Rangkaian kekerasan ini, beserta aktor-aktor penggerak di lapangan, tak pernah diusut tuntas dan ditangkap.
 
Matahari mulai meninggi. Beberapa anak yang mengantar kami berlari dan melompat-lompat di hamparan kebun teh.
Pagi itu Ibu Euis, yang rumahnya di Dusun Cieceng ludes dibakar pada Maret 2011, sedang bekerja memetik teh. Perlu agak lama mencari Ibu Euis. Ada tujuh perempuan setengah baya sedang bekerja. Mereka mengenakan baju lengan panjang, celana panjang, dan topi lebar.
Euis memetik daun teh
Euis tersenyum lebar menyambut kami. Keranjang yang ditenteng di bahunya baru terisi separuh. Kolega Euis lebih cekatan. Dalam satu menit, setumpuk daun teh berpindah ke keranjang. Sekilo teh seharga Rp 400. Rata-rata mereka bekerja dari pagi hingga pukul 16.00.
Seorang ibu, yang telah 27 tahun bekerja, bisa mengumpulkan 50 hingga 80 kilogram daun teh atau maksimal Rp 32 ribu sehari. Euis paling banter memetik 20 kilogram daun teh atau seharga Rp 8 ribu. Euis belum cekatan. Ia baru bekerja sejak Maret, setelah rumahnya dibakar. Dia diajak Deti Komariah, anak kedua, yang lebih dulu bekerja di perkebunan.
“Daripada nggak ada kerjaan. Meski sedih, sekarang jadi kuli….”
Hari berangsur siang. Kami lanjutkan perbincangan di rumahnya. Euis telah berganti pakaian, mengenakan baju berwarna biru dan kerudung putih. Baru dua minggu ia menempati rumah kayu berbentuk panggung. Ada dua kamar tidur, ruang tamu, dan dapur. Baru terisi sebuah lemari kayu dan sepasang sofa tua di kamar depan. Bagian depan rumah, rencananya untuk buka warung kecil-kecilan.

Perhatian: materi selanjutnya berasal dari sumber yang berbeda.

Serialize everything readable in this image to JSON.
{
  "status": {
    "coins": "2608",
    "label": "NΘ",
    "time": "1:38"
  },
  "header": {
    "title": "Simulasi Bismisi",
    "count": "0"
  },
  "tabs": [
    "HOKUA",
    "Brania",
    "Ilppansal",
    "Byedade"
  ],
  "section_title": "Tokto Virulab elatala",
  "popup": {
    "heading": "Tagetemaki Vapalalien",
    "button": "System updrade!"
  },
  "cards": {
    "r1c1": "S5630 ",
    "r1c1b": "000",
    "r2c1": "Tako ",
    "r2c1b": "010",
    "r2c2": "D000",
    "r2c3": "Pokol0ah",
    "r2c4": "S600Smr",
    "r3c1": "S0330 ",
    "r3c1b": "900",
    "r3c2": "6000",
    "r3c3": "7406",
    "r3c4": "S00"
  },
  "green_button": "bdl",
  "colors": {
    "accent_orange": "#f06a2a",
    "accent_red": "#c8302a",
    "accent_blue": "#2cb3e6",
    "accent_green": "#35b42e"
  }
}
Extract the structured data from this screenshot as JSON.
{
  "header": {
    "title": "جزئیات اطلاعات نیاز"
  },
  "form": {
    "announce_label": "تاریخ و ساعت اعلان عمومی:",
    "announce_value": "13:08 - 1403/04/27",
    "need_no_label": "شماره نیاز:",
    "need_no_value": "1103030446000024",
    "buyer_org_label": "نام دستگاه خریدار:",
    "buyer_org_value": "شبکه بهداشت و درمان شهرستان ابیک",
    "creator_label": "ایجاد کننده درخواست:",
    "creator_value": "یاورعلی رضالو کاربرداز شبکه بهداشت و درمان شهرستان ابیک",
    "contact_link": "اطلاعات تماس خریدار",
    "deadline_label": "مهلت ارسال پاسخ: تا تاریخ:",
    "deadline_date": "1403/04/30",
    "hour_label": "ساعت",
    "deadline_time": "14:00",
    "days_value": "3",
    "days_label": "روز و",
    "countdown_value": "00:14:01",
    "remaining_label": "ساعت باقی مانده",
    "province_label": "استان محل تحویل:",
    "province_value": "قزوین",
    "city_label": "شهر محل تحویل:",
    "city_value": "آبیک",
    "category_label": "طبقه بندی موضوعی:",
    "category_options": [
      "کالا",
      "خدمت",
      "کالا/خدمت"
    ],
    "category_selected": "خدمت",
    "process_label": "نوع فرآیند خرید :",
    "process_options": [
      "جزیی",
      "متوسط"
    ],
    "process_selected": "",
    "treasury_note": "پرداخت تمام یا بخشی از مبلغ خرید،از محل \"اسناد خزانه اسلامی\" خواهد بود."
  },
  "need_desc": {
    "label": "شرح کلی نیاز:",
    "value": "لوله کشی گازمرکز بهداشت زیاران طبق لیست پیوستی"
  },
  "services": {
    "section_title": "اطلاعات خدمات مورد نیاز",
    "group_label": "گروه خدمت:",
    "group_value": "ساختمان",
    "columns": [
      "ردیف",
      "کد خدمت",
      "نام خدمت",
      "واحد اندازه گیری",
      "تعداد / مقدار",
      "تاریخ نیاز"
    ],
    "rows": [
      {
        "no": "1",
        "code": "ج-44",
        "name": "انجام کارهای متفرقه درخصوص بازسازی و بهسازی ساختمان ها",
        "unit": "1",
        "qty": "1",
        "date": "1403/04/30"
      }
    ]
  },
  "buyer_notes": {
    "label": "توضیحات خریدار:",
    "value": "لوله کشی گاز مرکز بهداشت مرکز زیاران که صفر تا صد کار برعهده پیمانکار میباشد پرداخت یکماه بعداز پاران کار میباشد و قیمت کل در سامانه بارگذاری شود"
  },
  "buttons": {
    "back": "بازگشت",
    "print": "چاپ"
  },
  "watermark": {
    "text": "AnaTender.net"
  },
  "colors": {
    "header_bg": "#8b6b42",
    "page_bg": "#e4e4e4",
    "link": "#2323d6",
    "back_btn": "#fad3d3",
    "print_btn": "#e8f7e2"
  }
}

Bungah, sudah punya rumah,” ucapnya sambil tersenyum.
Pada 29 Maret 2011 pukul 22.00, Euis bermalam di rumah Deti. Rumah ditinggalkan dalam keadaan kosong. Tiba-tiba sejumlah tetangga tergopoh-gopoh mengabari bahwa rumahnya terbakar.
Tungkai kaki Euis lemas.Ia meraung sambil memeluk kedua anaknya. Rumahnya, berukuran 20 x 8 meter dengan 5 kamar, ludes dalam dua jam. Rumah itu dibangunnya sedikit-sedikit, bertahun-tahun. “Saya ingin melihat, tapi orang-orang melarang, takut saya pingsan.”
Tiga hari setelahnya, diantar polisi, ia menengok rumahnya. Euis tersedu menyaksikan rumahnya tinggal puing. Perabotan lengkap, televisi, alat-alat kerjanya untuk bikin keripik singkong, tiga karung gabah hasil panen terakhirnya juga ludes jadi abu.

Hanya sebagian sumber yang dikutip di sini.